Il teismo canonizzato a Trento è il monoteismo platonico-aristotelico
(sì, anche platonico, come ha ben dimostrato a suo tempo Cornelio Fabro) di san
Tommaso d’Aquino: ma se la Chiesa cattolica ha tentato (ovviamente inutilmente)
di eternizzare questo fotogramma, il film della storia è andato avanti con il
passaggio dal teismo monoteistico ancora riconoscibile in Cartesio al deismo
lockiano e illuministico. Sino a dove si sarebbe potuto arrivare in
quest’operazione di depurazione teoretica del divino? Mi pare che si possano
rintracciare tre direttive principali.
La prima è spinoziana/feuerbachiana/nietzscheana: la morte del Dio
greco-medievale per un graduale recupero della naturalità del cosmo. La seconda
direttiva è kantiana/kierkegaardiana/barthiana: delegittimare l’autorità della
ragione per lasciare all’opzione di fede l’esclusiva del passaggio dal mondo al
“Totalmente Altro”. La terza direttiva non si rassegna al tramonto
dell’onto-teologia e con Hegel, Schelling e il Neo-tomismo del Magistero
pontificio riprende il filo del pensiero “forte” come se Kant non ci fosse
(stato). Questo tentativo di riscossa metafisica, che si colloca nel segno
della continuità con la tradizione speculativa, è, ad oggi, minoritario (se non
fallimentare), anche per via delle notevoli discordanze interne al medesimo
schieramento.
La
prospettiva dell’ana-teismo, stringi stringi, è di stampo esistenzialistico e
si colloca nella seconda delle tre direttive sommariamente individuate. Non mi
pare di essere ingiusto verso di essa se vi riconosco la posizione di chi
sostiene che,
dopo il parricidio d Dio,
l’effimera libertà da un ordine
prestabilito reca con sé la necessità di pensarsi individualmente
liberi di creare nuovi valori – anche
di sottomettersi al Signore
di Abramo ed Isacco o di abbracciare la croce con il Cristo. Ma lo
si deve soggettivamente volere[9].
Se fosse così, la strada percorsa da
Kearney ci porterebbe a una specie di Speakers
Corn in Hyde Park, dove chiunque
può salire su una cassetta di legno e tenere il comizio che preferisce: resta
da chiedersi che senso abbia il confronto dialettico fra discorsi che
posseggono uguale titolo di legittimità solo perché ugualmente inverificabili
(in qualsiasi accezione si intenda la verificabilità in metafisica). Trovo in
questo esito dell’ana-teismo motivi di forte perplessità.
Quali
prospettive?
Altre perplessità mi suscitano le proposte per così dire in positivo, o
in prospettiva, avanzate da Kearney. Le elenco un po’ schematicamente (e perciò
brutalmente).
a)
Egli (come ho riferito sopra) presenta l’anateismo quale terza via fra
il tesimo dogmatico e l’ateismo dogmatico: ma è possibile, però, obiettargli
che non ogni teismo è “dogmatico” (e militante) né ogni ateismo è “militante”

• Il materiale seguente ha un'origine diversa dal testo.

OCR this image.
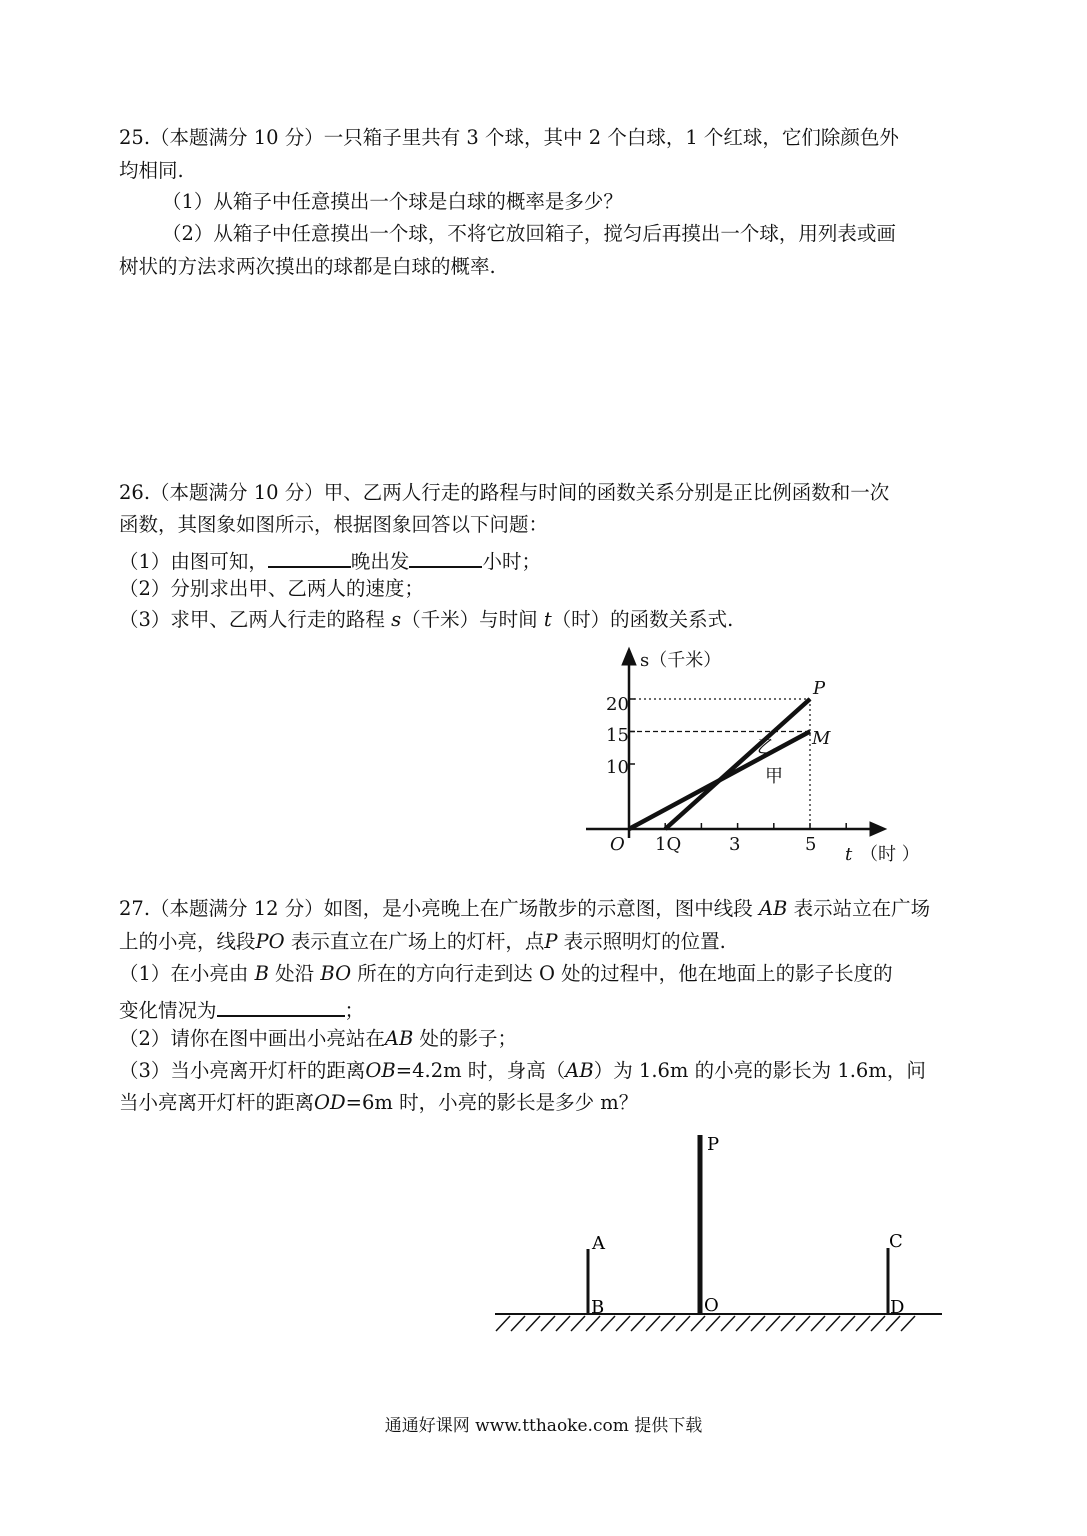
25.（本题满分 10 分）一只箱子里共有 3 个球，其中 2 个白球，1 个红球，它们除颜色外
均相同.
（1）从箱子中任意摸出一个球是白球的概率是多少？
（2）从箱子中任意摸出一个球，不将它放回箱子，搅匀后再摸出一个球，用列表或画
树状的方法求两次摸出的球都是白球的概率.
26.（本题满分 10 分）甲、乙两人行走的路程与时间的函数关系分别是正比例函数和一次
函数，其图象如图所示，根据图象回答以下问题：
（1）由图可知，	晚出发	小时；
（2）分别求出甲、乙两人的速度；
（3）求甲、乙两人行走的路程 s（千米）与时间 t（时）的函数关系式.
s（千米）
20
15
10
O 1Q	3	5 t （时 ）
P
M
乙
甲
27.（本题满分 12 分）如图，是小亮晚上在广场散步的示意图，图中线段 AB 表示站立在广场
上的小亮，线段PO 表示直立在广场上的灯杆，点P 表示照明灯的位置.
（1）在小亮由 B 处沿 BO 所在的方向行走到达 O 处的过程中，他在地面上的影子长度的
变化情况为	；
（2）请你在图中画出小亮站在AB 处的影子；
（3）当小亮离开灯杆的距离OB=4.2m 时，身高（AB）为 1.6m 的小亮的影长为 1.6m，问
当小亮离开灯杆的距离OD=6m 时，小亮的影长是多少 m？
P
A
B	O
C
D
通通好课网 www.tthaoke.com 提供下载
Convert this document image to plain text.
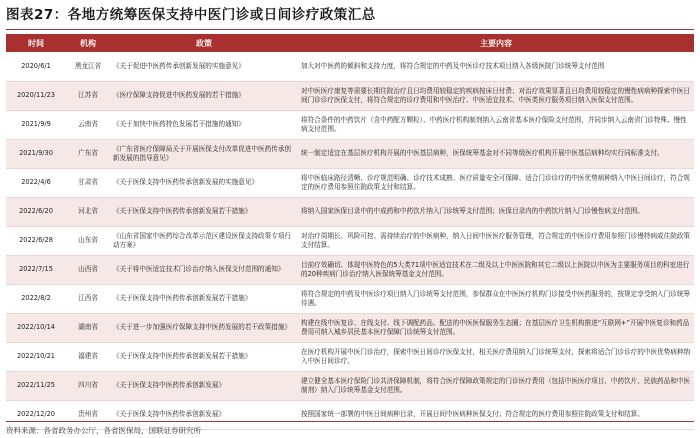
图表27：各地方统筹医保支持中医门诊或日间诊疗政策汇总
时间	机构	政策	主要内容
2020/6/1	黑龙江省	《关于促进中医药传承创新发展的实施意见》	加大对中医药的倾斜和支持力度，将符合规定的中药及中医诊疗技术项目纳入各级医院门诊统筹支付范围
2020/11/23	江苏省	《医疗保障支持促进中医药发展的若干措施》	对中医医疗康复等需要长期住院治疗且日均费用较稳定的疾病按床日付费；对治疗效果显著且日均费用较稳定的慢性病病种探索中医日间门诊诊疗医保支付，将符合规定的诊疗费用和中医治疗、中医适宜技术、中医类医疗服务项目纳入医保支付范围。
2021/9/9	云南省	《关于加快中医药特色发展若干措施的通知》	将符合条件的中药饮片（含中药配方颗粒）、中药医疗机构制剂纳入云南省基本医疗保险支付范围，并同步纳入云南省门诊特殊、慢性病支付范围。
2021/9/30	广东省	《广东省医疗保障局关于开展医保支付改革促进中医药传承创新发展的指导意见》	统一制定适宜在基层医疗机构开展的中医基层病种，医保统筹基金对不同等级医疗机构开展中医基层病种均实行同标准支付。
2022/4/6	甘肃省	《关于医保支持中医药传承创新发展的实施意见》	将中医临床路径清晰、诊疗规范明确、诊疗技术成熟、医疗质量安全可保障、适合门诊诊疗的中医优势病种纳入中医日间诊疗，符合规定的医疗费用参照住院政策支付和结算。
2022/6/20	河北省	《关于医保支持中医药传承创新发展若干措施》	将纳入国家医保目录中的中成药和中药饮片纳入门诊统筹支付范围；医保目录内的中药饮片纳入门诊慢性病支付范围。
2022/6/28	山东省	《山东省国家中医药综合改革示范区建设医保支持政策专项行动方案》	对治疗周期长、风险可控、需持续治疗的中医病种，纳入日间中医医疗服务管理，符合规定的中医诊疗费用参照门诊慢特病或住院政策支付结算。
2022/7/15	山西省	《关于将中医适宜技术门诊治疗纳入医保支付范围的通知》	目前疗效确切、体现中医特色的5大类71项中医适宜技术在二级及以上中医医院和其它二级以上医院以中医为主要服务项目的科室进行的20种疾病门诊治疗纳入医保统筹基金支付范围。
2022/8/2	江西省	《关于医保支持中医药传承创新发展若干措施》	将符合规定的中药及中医诊疗项目纳入门诊统筹支付范围，参保群众在中医医疗机构门诊接受中医药服务的，按规定享受纳入门诊统筹待遇。
2022/10/14	湖南省	《关于进一步加强医疗保障支持中医药发展的若干政策措施》	构建在线中医复诊、在线支付、线下调配药品、配送的中医医保服务生态圈；在基层医疗卫生机构推进“互联网+”开展中医复诊和药品费用可纳入城乡居民基本医疗保障门诊统筹支付范围。
2022/10/21	福建省	《关于医保支持中医药传承创新发展若干措施》	在医疗机构开展中医门诊治疗，探索中医日间诊疗医保支付，相关医疗费用纳入门诊统筹支付，探索将适合门诊诊疗的中医优势病种纳入中医日间诊疗。
2022/11/25	四川省	《关于医保支持中医药传承创新发展》	建立健全基本医疗保险门诊共济保障机制，将符合医疗保障政策规定的门诊医疗费用（包括中医医疗项目、中药饮片、民族药品和中医制剂）纳入门诊统筹基金支付范围。
2022/12/20	贵州省	《关于医保支持中医药传承创新发展》	按照国家统一部署的中医日间病种目录，开展日间中医病种医保支付；符合规定的医疗费用参照住院政策支付和结算。
资料来源：各省政务办公厅，各省医保局，国联证券研究所
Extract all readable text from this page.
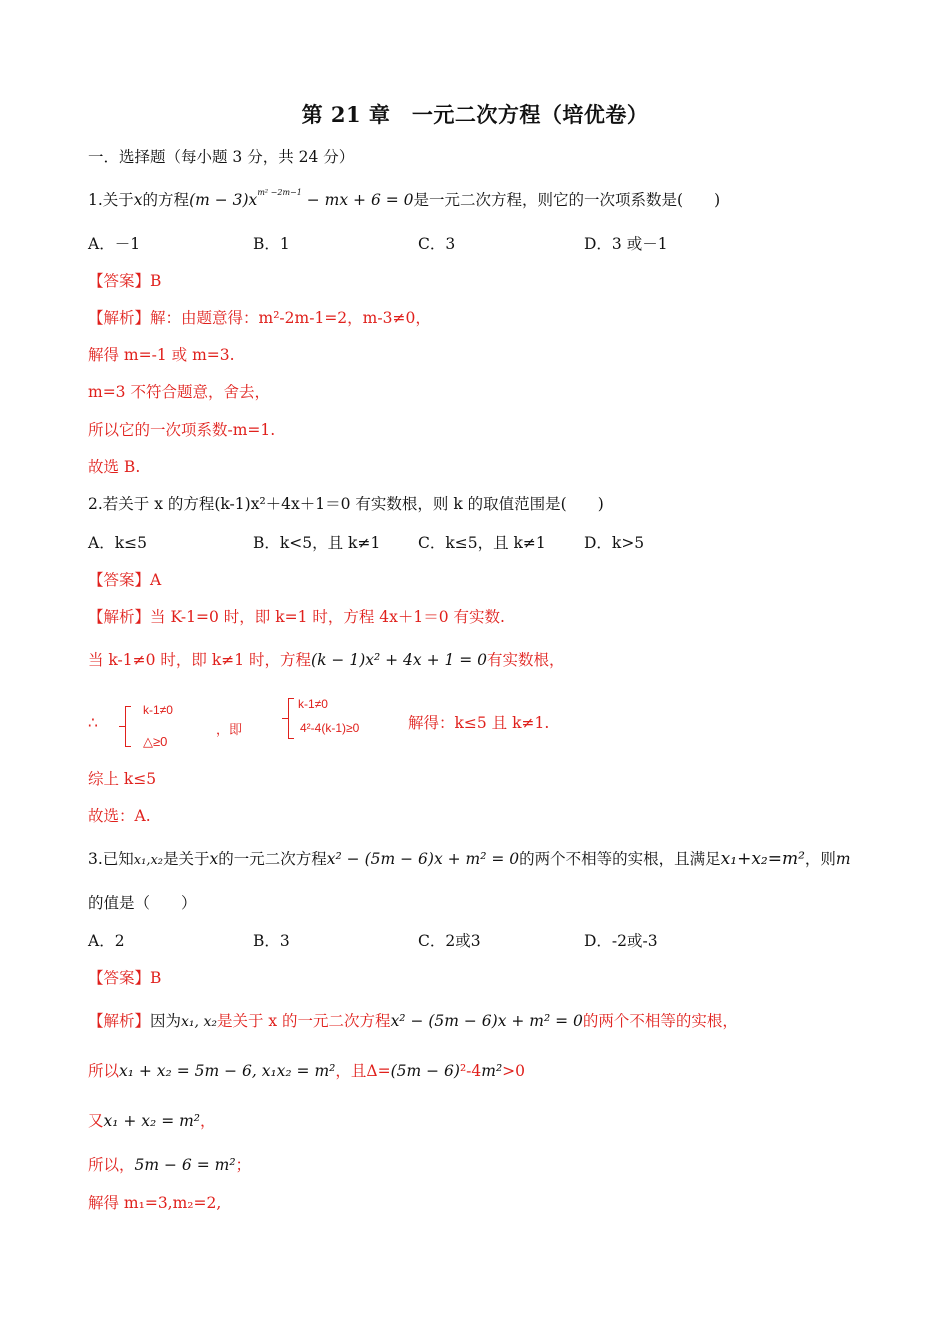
第 21 章　一元二次方程（培优卷）
一．选择题（每小题 3 分，共 24 分）
1.关于x的方程$(m - 3)x^{m^2 -2m-1}$ − mx + 6 = 0是一元二次方程，则它的一次项系数是(　　)
A．－1	B．1	C．3	D．3 或－1
【答案】B
【解析】解：由题意得：m²-2m-1=2，m-3≠0，
解得 m=-1 或 m=3.
m=3 不符合题意，舍去，
所以它的一次项系数-m=1.
故选 B.
2.若关于 x 的方程(k-1)x²＋4x＋1＝0 有实数根，则 k 的取值范围是(　　)
A．k≤5	B．k<5，且 k≠1 C．k≤5，且 k≠1 D．k>5
【答案】A
【解析】当 K-1=0 时，即 k=1 时，方程 4x＋1＝0 有实数.
当 k-1≠0 时，即 k≠1 时，方程(k − 1)x² + 4x + 1 = 0有实数根，
∴
k-1≠0
△≥0
，即
k-1≠0
4²-4(k-1)≥0	解得：k≤5 且 k≠1.
综上 k≤5
故选：A.
3.已知x₁,x₂是关于x的一元二次方程x² − (5m − 6)x + m² = 0的两个不相等的实根，且满足x₁+x₂=m²，则m
的值是（　　）
A．2	B．3	C．2或3	D．-2或-3
【答案】B
【解析】因为x₁, x₂是关于 x 的一元二次方程x² − (5m − 6)x + m² = 0的两个不相等的实根，
所以x₁ + x₂ = 5m − 6, x₁x₂ = m²，且Δ=(5m − 6)²-4m²>0
又x₁ + x₂ = m²，
所以，5m − 6 = m²；
解得 m₁=3,m₂=2,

(e dogmatico). C’è un teismo sobrio, problematico, sofferto (penso al Dio dopo
Auschwitz di Hans Jonas o al Dio dopo Darwin di Vito Mancuso) così come c’è un ateismo sobrio, problematico,
sofferto (penso al cosmocentrismo di Karl Loewith o al naturalismo darwiniano
di Orlando Franceschelli): se qualcuno si riconosce nell’uno o nell’altro, che
ragioni intellettuali e etiche gli restano per abbracciare l’ana-teismo?
b)
Egli (come riferito sopra) basa la sua proposta sul capovolgimento
gerarchico della ortodossia rispetto all’ortoprassi. Trovo questo ribaltamento
assiologico fondato esegeticamente, liberatorio esistenzialmente, proficuo
socialmente: come tollerare l’intolleranza ecclesiastica, dal IV secolo a oggi,
che ha mandato al rogo vittime di tutte le chiese (non solo della chiesa
romana)[10]?
Tuttavia… Tuttavia, affinché la sacrosanta battaglia contro l’intolleranza non
diventi a sua volta intollerante, bisognerebbe aggiungere ciò che Kearney non
dice mai: che l’ortoprassi, necessaria e sufficiente dal punto di vista teologico, non può essere usata come
arma impropria per combattere, in ambito filosofico,
i tentativi dell’intelligenza umana di indagare la dimensione noumenica.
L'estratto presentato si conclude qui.